# Question 391

## Description

This problem was asked by Facebook.

We have some historical clickstream data gathered from our site anonymously using cookies. The histories contain URLs that users have visited in chronological order.

Write a function that takes two users' browsing histories as input and returns the longest contiguous sequence of URLs that appear in both.

For example, given the following two users' histories:

```python
user1 = ['/home', '/register', '/login', '/user', '/one', '/two']
user2 = ['/home', '/red', '/login', '/user', '/one', '/pink']
```

You should return the following:

`['/login', '/user', '/one']`


## Solution

To solve this problem, we can use a dynamic programming approach. The idea is to create a matrix where each cell `(i, j)` represents the longest contiguous sequence of URLs ending at `user1[i]` and `user2[j]`. If `user1[i]` is equal to `user2[j]`, we have found a common URL and can extend the longest sequence found so far. Otherwise, the length of the common sequence at that cell is 0.

Here's a step-by-step approach to implement this:

1. Initialize a matrix `dp` with dimensions `(len(user1) + 1) x (len(user2) + 1)`, where all elements are initialized to 0.
2. Iterate through each URL in `user1` and `user2`.
3. When a common URL is found (`user1[i] == user2[j]`), set `dp[i+1][j+1] = dp[i][j] + 1`.
4. Keep track of the maximum length of the common sequence and its ending index.
5. After completing the matrix, use the maximum length and the ending index to retrieve the longest contiguous sequence.

The function correctly finds the longest contiguous sequence of URLs that appear in both users' histories. For the given example, the longest common sequence is `['/login', '/user', '/one']`, which matches the expected result.


In [1]:
def longest_common_subsequence(user1, user2):
    # init a dp matrix
    dp = [[0 for _ in range(len(user2) + 1)] for _ in range(len(user1) + 1)]

    # variables to track the max len and its ending
    max_len = 0
    end_len = 0

    # filling the dp matrix
    for i in range(len(user1)):
        for j in range(len(user2)):
            if user1[i] == user2[j]:
                dp[i + 1][j + 1] = dp[i][j] + 1
                if dp[i + 1][j + 1] > max_len:
                    max_len = dp[i + 1][j + 1]
                    end_len = i

    # return the longest common subsequence
    return user1[end_len - max_len + 1 : end_len + 1]

In [2]:
user1 = ["/home", "/register", "/login", "/user", "/one", "/two"]
user2 = ["/home", "/red", "/login", "/user", "/one", "/pink"]

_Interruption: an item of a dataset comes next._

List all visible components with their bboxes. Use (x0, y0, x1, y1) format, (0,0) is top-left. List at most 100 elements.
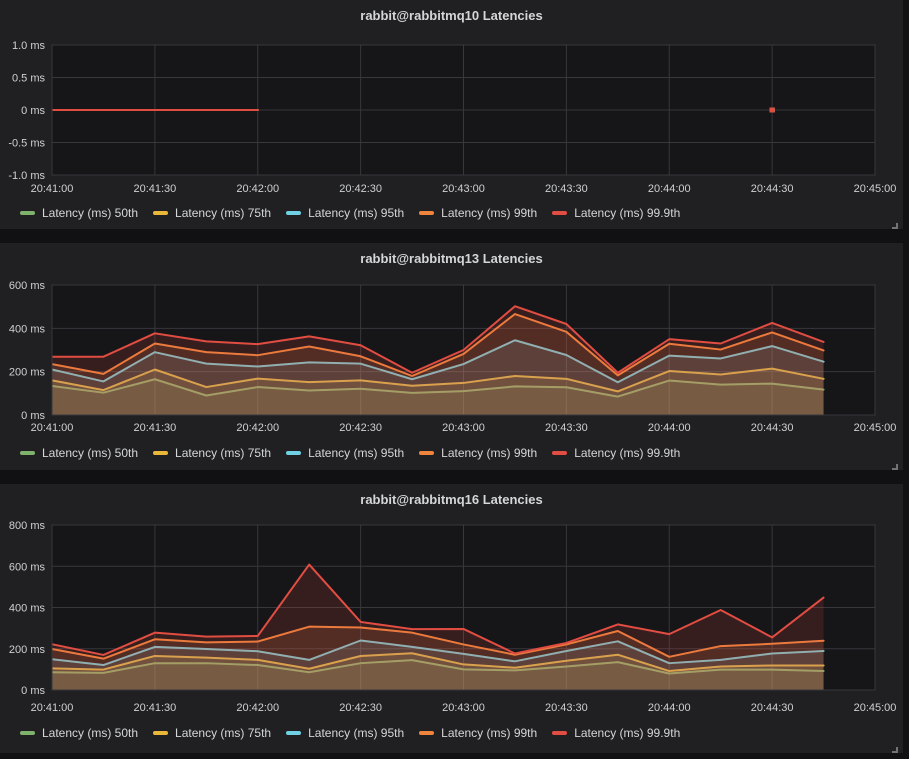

longest_common_subsequence(user1, user2)

['/login', '/user', '/one']

## Complexity Analysis

Let's analyze the time and space complexity of the `longest_common_subsequence` function:

### Time Complexity

1. **Initialization of the DP Matrix**: The DP matrix of size `(len(user1) + 1) x (len(user2) + 1)` is initialized with zeros. This step takes `O(m * n)` time, where `m` is the length of `user1` and `n` is the length of `user2`.

2. **Filling the DP Matrix**: The nested loop iterates through each element in `user1` and `user2`. For each pair of elements, it performs constant time operations. Therefore, this step also takes `O(m * n)` time.

Overall, the time complexity of the function is **O(m \* n)**, where `m` is the length of `user1` and `n` is the length of `user2`.

### Space Complexity

1. **DP Matrix**: The space complexity is dominated by the DP matrix, which is of size `(len(user1) + 1) x (len(user2) + 1)`. Thus, the space complexity is `O(m * n)`.

2. **Auxiliary Space**: The space used for variables like `max_length`, `end_index`, and the space for the output list (longest contiguous sequence) is relatively small compared to the DP matrix. The length of the output list can be at most `min(m, n)`, but this does not affect the overall space complexity.

Hence, the overall space complexity of the function is **O(m \* n)**.

In summary, the function has a time complexity of O(m _ n) and a space complexity of O(m _ n), where `m` is the length of `user1` and `n` is the length of `user2`. This makes the algorithm quite efficient for moderately sized input histories but can become resource-intensive for very large histories.